One myth of the Paleo diet is that you must eat pounds of animal protein daily. In reality, by rethinking your plate and serving up a palm sized portion of meat and filling the rest of your plate with produce, produce and more produce, you are getting all of the lean protein your body needs along with vitamins and minerals from natural plant sources. The Paleo diet is excellent for those with IBS or gluten allergies as it is, by definition, gluten free and by avoiding the over processing of many foods helps a number of intestinal issues.
Corn, canola, and soybean oil are big sellers in the United States, and yet these over processed oils should be avoided. For cooking, turn to coconut oil which allows for a higher stabilization when heated, and olive or avocado oil for salads and vinaigrettes. In addition, using lard animal fats from grass fed beef packs a punch of omega 3’s. For those with a sweet tooth put down the Twinkie! If you require a bit of sweetness at the end of the day reach for a piece of fruit. Naturally sweetened but still satisfying, you will find over time that your taste buds adjust to the lack of artificial sweeteners and if you do take a nibble you will undoubtedly find them overly sweet.

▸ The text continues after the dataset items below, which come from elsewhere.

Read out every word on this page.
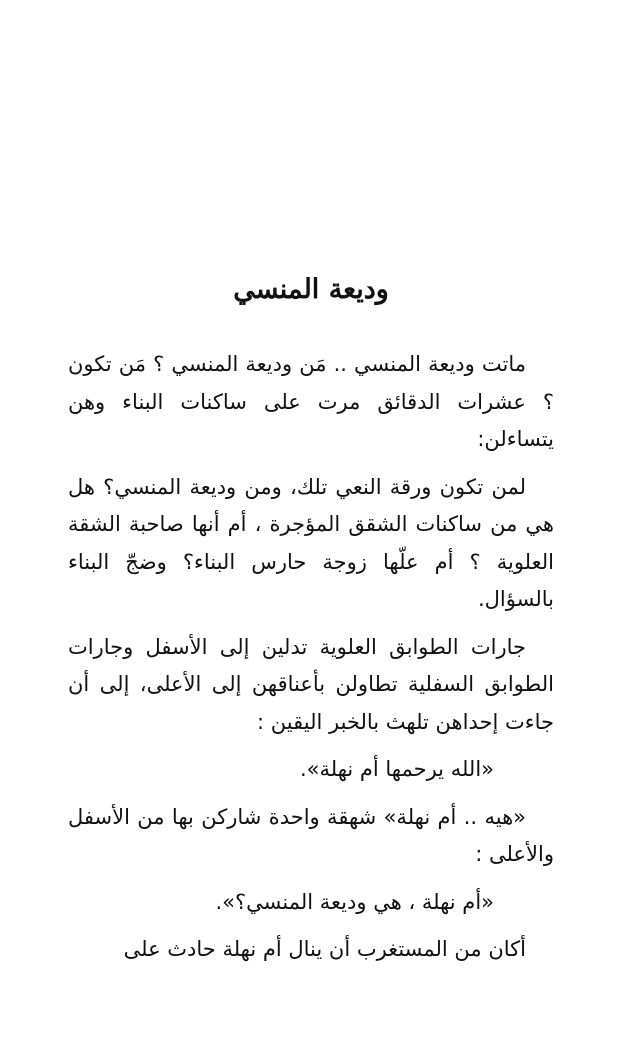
وديعة المنسي

ماتت وديعة المنسي .. مَن وديعة المنسي ؟ مَن تكون ؟ عشرات الدقائق مرت على ساكنات البناء وهن يتساءلن:

لمن تكون ورقة النعي تلك، ومن وديعة المنسي؟ هل هي من ساكنات الشقق المؤجرة ، أم أنها صاحبة الشقة العلوية ؟ أم علّها زوجة حارس البناء؟ وضجّ البناء بالسؤال.

جارات الطوابق العلوية تدلين إلى الأسفل وجارات الطوابق السفلية تطاولن بأعناقهن إلى الأعلى، إلى أن جاءت إحداهن تلهث بالخبر اليقين :

«الله يرحمها أم نهلة».

«هيه .. أم نهلة» شهقة واحدة شاركن بها من الأسفل والأعلى :

«أم نهلة ، هي وديعة المنسي؟».

أكان من المستغرب أن ينال أم نهلة حادث على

In the end, switching to a Paleo diet is all about going back to what our ancestors ate. Long before the time of manufacturing and processing plants, families lived and thrived on diets made up of grass fed meat and vegetables and produce that they could grow themselves or were easily available to them. Foods of the past generations were based around “whole” foods without the additives of refined sugars, preservatives, chemicals and hormones.
Paleo is about going back to our roots. Back to a time before agriculture on a grand scale began over processing the basic foods needed for survival. Many people lose weight but, more importantly, have increased energy levels, better sleeping habits, and an overall feeling of lightness. Once you begin to adjust to this new way of living it is an extra benefit to add in a light exercise routine to truly find your energy and zest for life heading towards an all-time high. Join the Paleo revolution today!